“Shocking Proposal: Pete Hegseth Advocates for Drastic Reduction in AA Steps—Is Recovery at Risk?”

"Shocking Proposal: Pete Hegseth Advocates for Drastic Reduction in AA Steps—Is Recovery at Risk?"

In a move that could only be described as wildly ambitious—if not a tad controversial—Defense Secretary Pete Hegseth has set his sights on the Alcoholics Anonymous recovery model, calling it “wasteful” and “bloated.” Yes, you heard that right! Gone are the days when alcoholics were expected to fumble through a dozen steps to realize their worth; Hegseth proposes whittling it down to a single, streamlined process—something akin to a prayer, perhaps? With a confident (and slightly alarming) promise of 92% efficiency savings, Hegseth’s plan not only aims to save time but also to ensure Americans can get to happy hour a tad quicker.
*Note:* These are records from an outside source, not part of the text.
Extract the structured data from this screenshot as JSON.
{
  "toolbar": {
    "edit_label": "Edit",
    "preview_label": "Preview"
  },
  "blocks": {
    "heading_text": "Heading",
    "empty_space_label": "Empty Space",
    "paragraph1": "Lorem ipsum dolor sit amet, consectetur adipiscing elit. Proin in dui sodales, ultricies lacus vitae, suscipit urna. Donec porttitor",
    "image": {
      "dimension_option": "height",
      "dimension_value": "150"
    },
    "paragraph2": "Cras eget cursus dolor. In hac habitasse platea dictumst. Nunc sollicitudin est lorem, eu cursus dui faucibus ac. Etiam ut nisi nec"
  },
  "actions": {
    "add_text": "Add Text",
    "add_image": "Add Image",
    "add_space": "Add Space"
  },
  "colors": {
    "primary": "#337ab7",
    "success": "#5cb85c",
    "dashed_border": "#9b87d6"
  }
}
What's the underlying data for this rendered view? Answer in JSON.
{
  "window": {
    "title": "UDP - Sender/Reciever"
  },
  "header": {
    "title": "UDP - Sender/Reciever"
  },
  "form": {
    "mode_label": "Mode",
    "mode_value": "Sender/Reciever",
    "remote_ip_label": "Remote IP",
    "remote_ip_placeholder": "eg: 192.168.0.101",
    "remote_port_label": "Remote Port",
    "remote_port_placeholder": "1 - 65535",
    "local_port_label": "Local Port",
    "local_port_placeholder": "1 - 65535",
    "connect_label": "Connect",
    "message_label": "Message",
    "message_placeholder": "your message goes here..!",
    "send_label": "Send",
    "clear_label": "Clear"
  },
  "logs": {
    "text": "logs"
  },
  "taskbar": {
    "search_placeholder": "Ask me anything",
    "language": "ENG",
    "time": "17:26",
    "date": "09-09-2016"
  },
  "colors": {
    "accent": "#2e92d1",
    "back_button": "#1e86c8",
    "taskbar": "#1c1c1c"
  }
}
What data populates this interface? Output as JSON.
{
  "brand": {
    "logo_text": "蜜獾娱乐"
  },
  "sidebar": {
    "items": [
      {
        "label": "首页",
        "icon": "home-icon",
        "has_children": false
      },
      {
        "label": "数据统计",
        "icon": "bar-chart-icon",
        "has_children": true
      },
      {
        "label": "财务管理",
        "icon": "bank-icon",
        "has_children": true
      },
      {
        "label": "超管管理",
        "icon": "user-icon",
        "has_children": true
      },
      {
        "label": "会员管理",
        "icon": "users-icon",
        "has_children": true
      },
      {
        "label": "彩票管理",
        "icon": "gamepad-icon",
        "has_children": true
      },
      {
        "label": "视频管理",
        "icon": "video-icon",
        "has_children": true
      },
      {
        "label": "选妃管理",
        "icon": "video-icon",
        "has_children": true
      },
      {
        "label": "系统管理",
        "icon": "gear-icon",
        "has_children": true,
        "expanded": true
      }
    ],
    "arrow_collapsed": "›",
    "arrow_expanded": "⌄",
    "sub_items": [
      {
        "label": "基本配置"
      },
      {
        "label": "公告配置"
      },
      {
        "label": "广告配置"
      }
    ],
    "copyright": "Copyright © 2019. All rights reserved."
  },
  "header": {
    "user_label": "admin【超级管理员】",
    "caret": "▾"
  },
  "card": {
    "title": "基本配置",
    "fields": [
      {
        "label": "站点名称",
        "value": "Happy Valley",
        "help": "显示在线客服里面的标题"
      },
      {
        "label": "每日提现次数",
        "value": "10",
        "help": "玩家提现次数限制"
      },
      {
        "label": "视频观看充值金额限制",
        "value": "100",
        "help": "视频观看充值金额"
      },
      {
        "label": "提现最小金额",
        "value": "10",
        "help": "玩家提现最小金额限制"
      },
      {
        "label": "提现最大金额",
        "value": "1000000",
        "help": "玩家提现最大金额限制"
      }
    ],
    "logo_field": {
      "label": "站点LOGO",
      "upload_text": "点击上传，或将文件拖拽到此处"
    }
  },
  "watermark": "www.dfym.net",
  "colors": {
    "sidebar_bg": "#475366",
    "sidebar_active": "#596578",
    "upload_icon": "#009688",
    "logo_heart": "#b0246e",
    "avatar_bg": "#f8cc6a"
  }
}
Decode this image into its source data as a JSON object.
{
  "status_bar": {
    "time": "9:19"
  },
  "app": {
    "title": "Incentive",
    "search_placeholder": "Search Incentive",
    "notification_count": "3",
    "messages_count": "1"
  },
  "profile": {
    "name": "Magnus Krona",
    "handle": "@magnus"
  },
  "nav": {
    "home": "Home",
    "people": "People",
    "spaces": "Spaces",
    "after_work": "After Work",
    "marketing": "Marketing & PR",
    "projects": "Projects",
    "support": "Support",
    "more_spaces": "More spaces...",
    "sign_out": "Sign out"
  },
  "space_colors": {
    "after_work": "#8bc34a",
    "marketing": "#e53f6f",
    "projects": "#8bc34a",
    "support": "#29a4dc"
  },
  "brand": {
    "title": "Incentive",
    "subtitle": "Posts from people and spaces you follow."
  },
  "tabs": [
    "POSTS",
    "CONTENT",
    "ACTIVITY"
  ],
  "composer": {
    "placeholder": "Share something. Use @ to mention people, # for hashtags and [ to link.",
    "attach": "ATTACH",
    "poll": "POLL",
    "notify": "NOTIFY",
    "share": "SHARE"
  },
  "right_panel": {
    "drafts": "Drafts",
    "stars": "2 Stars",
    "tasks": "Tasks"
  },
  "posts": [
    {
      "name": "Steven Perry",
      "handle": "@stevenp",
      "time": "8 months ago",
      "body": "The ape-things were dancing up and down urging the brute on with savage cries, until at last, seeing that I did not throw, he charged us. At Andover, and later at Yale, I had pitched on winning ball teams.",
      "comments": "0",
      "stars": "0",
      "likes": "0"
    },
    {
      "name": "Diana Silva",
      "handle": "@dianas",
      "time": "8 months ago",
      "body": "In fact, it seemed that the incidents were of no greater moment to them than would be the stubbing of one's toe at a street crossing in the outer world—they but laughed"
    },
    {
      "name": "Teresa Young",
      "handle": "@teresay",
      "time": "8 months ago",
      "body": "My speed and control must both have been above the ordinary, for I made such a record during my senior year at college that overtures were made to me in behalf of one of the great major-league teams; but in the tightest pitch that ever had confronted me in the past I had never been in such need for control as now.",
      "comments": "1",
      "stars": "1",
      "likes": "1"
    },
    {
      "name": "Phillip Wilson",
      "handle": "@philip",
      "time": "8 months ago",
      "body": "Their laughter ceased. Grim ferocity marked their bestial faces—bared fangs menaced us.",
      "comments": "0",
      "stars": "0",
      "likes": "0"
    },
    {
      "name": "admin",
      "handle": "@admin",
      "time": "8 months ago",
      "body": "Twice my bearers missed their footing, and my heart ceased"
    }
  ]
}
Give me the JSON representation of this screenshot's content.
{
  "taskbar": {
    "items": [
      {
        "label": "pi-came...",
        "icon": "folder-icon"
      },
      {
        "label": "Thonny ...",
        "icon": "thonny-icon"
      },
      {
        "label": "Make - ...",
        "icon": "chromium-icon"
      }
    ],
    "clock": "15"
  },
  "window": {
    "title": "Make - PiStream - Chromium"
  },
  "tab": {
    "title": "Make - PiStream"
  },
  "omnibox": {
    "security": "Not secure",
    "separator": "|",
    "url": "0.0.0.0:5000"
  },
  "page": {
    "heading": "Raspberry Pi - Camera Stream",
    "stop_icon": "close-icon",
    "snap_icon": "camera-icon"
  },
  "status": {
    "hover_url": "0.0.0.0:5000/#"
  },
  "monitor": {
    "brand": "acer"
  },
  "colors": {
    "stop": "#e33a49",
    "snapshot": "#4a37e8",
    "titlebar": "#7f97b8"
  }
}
But does ditching foundational steps like acknowledging a problem actually lead to a happier life, or is this just a recipe for disaster? Buckle up, because this satirical take promises an entertaining critique of government efficiency that might make you laugh, think, and pour another drink! LEARN MORE.

WASHINGTON—Lambasting the current program as wasteful, bloated, and entirely unnecessary, Defense Secretary Pete Hegseth called for steep cuts Monday to the number of steps in the Alcoholics Anonymous recovery model. “We must cut through the red tape bogging down what could be a far more efficient AA,” said Hegseth, who slammed the 12-step program as an undue burden on alcoholics, not only in the Defense Department, but across all levels of federal government. “We’re going to start by slashing the parts about admitting you have a problem and making amends to everyone you’ve supposedly ‘hurt.’ Ideally, we’ll cut it down to one step—praying or whatever it is. That’s a 92% savings in steps. Eventually, we hope to get rid of the program entirely.” Hegseth added that the time saved by the reduction in steps would also allow Americans to get to happy hour far more quickly.